Tuesday, September 23, 2008

You may want to skip this; it's not pleasant

This one is hard for me to write.

All of us with a few months’ experience or less were asked to go to the Samduk school this morning for a little training with Dr. Kim and his wife. There were five of us: Ray, who’s been here three months, Alex, Luke, and Nicole, who’ve all arrived in the last week, and me.

Afterward, Ray led Luke and me across downtown to one of the bigger outdoor markets. There were hundreds of shops and stalls. Vendors of similar items were grouped together: ten with tools, a dozen with dishes, and so on: herbs, clothing, kitchen items.

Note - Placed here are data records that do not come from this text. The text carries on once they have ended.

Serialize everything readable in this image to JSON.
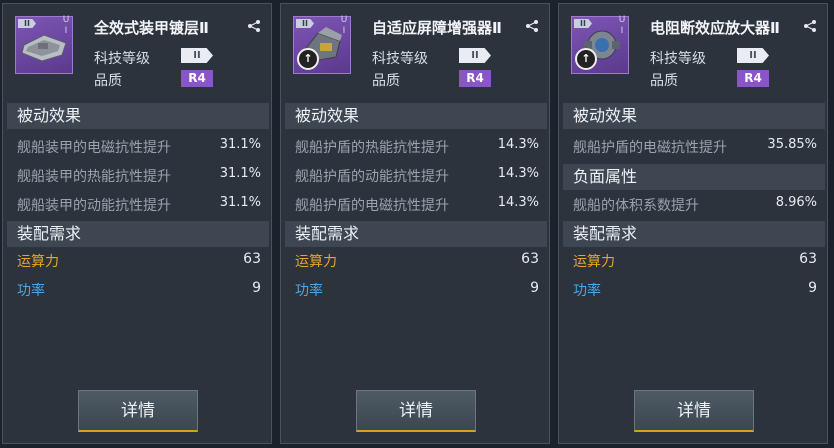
{
  "cards": [
    {
      "tier": "II",
      "ui": [
        "U",
        "I"
      ],
      "title": "全效式装甲镀层Ⅱ",
      "tech_label": "科技等级",
      "tech_level": "II",
      "quality_label": "品质",
      "quality": "R4",
      "passive_header": "被动效果",
      "stats": [
        {
          "label": "舰船装甲的电磁抗性提升",
          "value": "31.1%"
        },
        {
          "label": "舰船装甲的热能抗性提升",
          "value": "31.1%"
        },
        {
          "label": "舰船装甲的动能抗性提升",
          "value": "31.1%"
        }
      ],
      "requirements_header": "装配需求",
      "compute_label": "运算力",
      "compute_value": "63",
      "power_label": "功率",
      "power_value": "9",
      "button": "详情"
    },
    {
      "tier": "II",
      "ui": [
        "U",
        "I"
      ],
      "title": "自适应屏障增强器Ⅱ",
      "tech_label": "科技等级",
      "tech_level": "II",
      "quality_label": "品质",
      "quality": "R4",
      "passive_header": "被动效果",
      "stats": [
        {
          "label": "舰船护盾的热能抗性提升",
          "value": "14.3%"
        },
        {
          "label": "舰船护盾的动能抗性提升",
          "value": "14.3%"
        },
        {
          "label": "舰船护盾的电磁抗性提升",
          "value": "14.3%"
        }
      ],
      "requirements_header": "装配需求",
      "compute_label": "运算力",
      "compute_value": "63",
      "power_label": "功率",
      "power_value": "9",
      "button": "详情"
    },
    {
      "tier": "II",
      "ui": [
        "U",
        "I"
      ],
      "title": "电阻断效应放大器Ⅱ",
      "tech_label": "科技等级",
      "tech_level": "II",
      "quality_label": "品质",
      "quality": "R4",
      "passive_header": "被动效果",
      "stats": [
        {
          "label": "舰船护盾的电磁抗性提升",
          "value": "35.85%"
        }
      ],
      "negative_header": "负面属性",
      "negative_stats": [
        {
          "label": "舰船的体积系数提升",
          "value": "8.96%"
        }
      ],
      "requirements_header": "装配需求",
      "compute_label": "运算力",
      "compute_value": "63",
      "power_label": "功率",
      "power_value": "9",
      "button": "详情"
    }
  ],
  "colors": {
    "compute": "#e6a629",
    "power": "#4aa8e8",
    "quality_badge": "#8a55c6",
    "button_accent": "#d6a21a"
  }
}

And then we came to it: a narrow aisle with dozens of, maybe a hundred or more, food vendors. I was a little put off by the piles of big dead octopi and tanks of living fish the size of my forearm, and more disturbed by the tubs of live turtles waiting for slaughter. I tried to look straight ahead and run the gauntlet as quickly as possible. Then we came to a couple of tables with skinned dog carcasses.

According to the ‘net, it’s illegal now to eat dog in Korea, but it might still be done in some of the rural villages. Two and a half million people do not constitute a rural village. This market is only a few blocks from shops selling Ralph Lauren and DKNY!

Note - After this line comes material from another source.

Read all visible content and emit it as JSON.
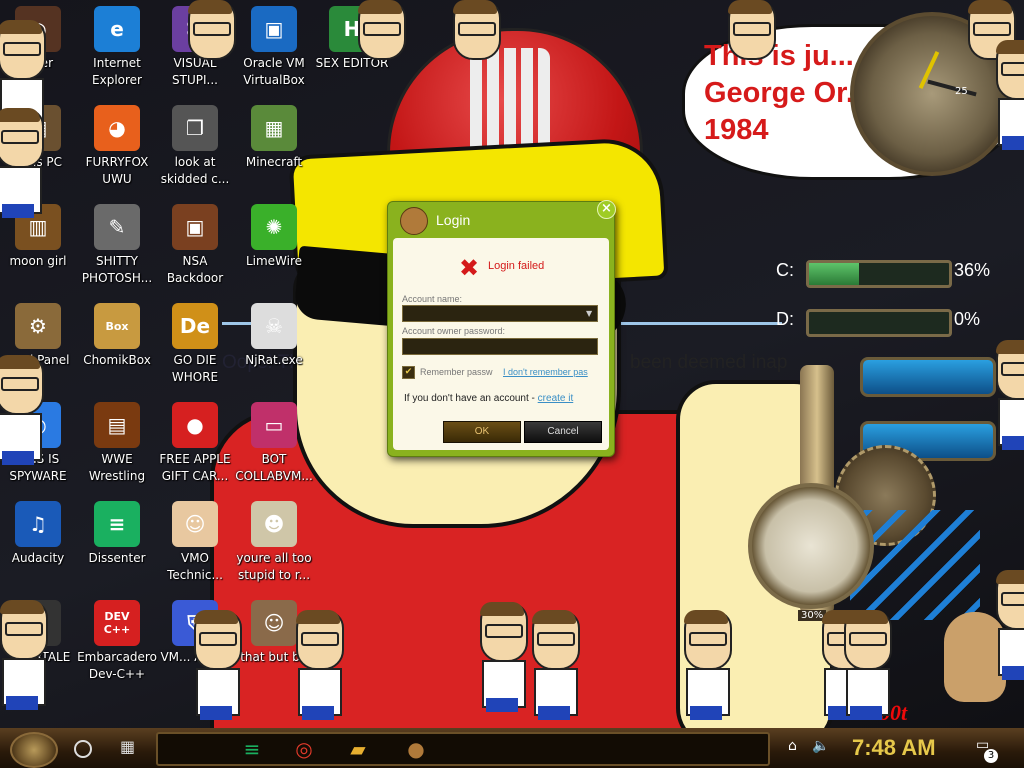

Logically, as an animal-rights person, I think that it shouldn’t be more horrifying to eat dead dogs any more than, say, dead pigs. But that’s not how it feels, even for me. It feels as if it's a step short of cannibalism.

I’m sad when I walk by a restaurant with a big tank full of doomed fish or I’m in the grocery department of E-Mart and see the aquarium with dozens of crabs, each with a leg span of twenty inches, piled on each other. I learned to turn my response off back home, going by the lobster tank at the grocery. The restaurants here have tanks out front, with squid or crabs or carp in them. Sometimes there will be one swimming, or floating (dead), upside down. And that bothers me, too.

I don’t believe in causing the suffering and death of sentient beings to serve our "needs". Kindness to all creatures is at the heart of my spirituality. (I’m sorry if I sound preachy.)

But the slaughtering of dogs is one step beyond; knowing it happens and seeing the results are two different things.

I still feel sick two hours later, and I expect to see it behind my eyelids when I close my eyes tonight.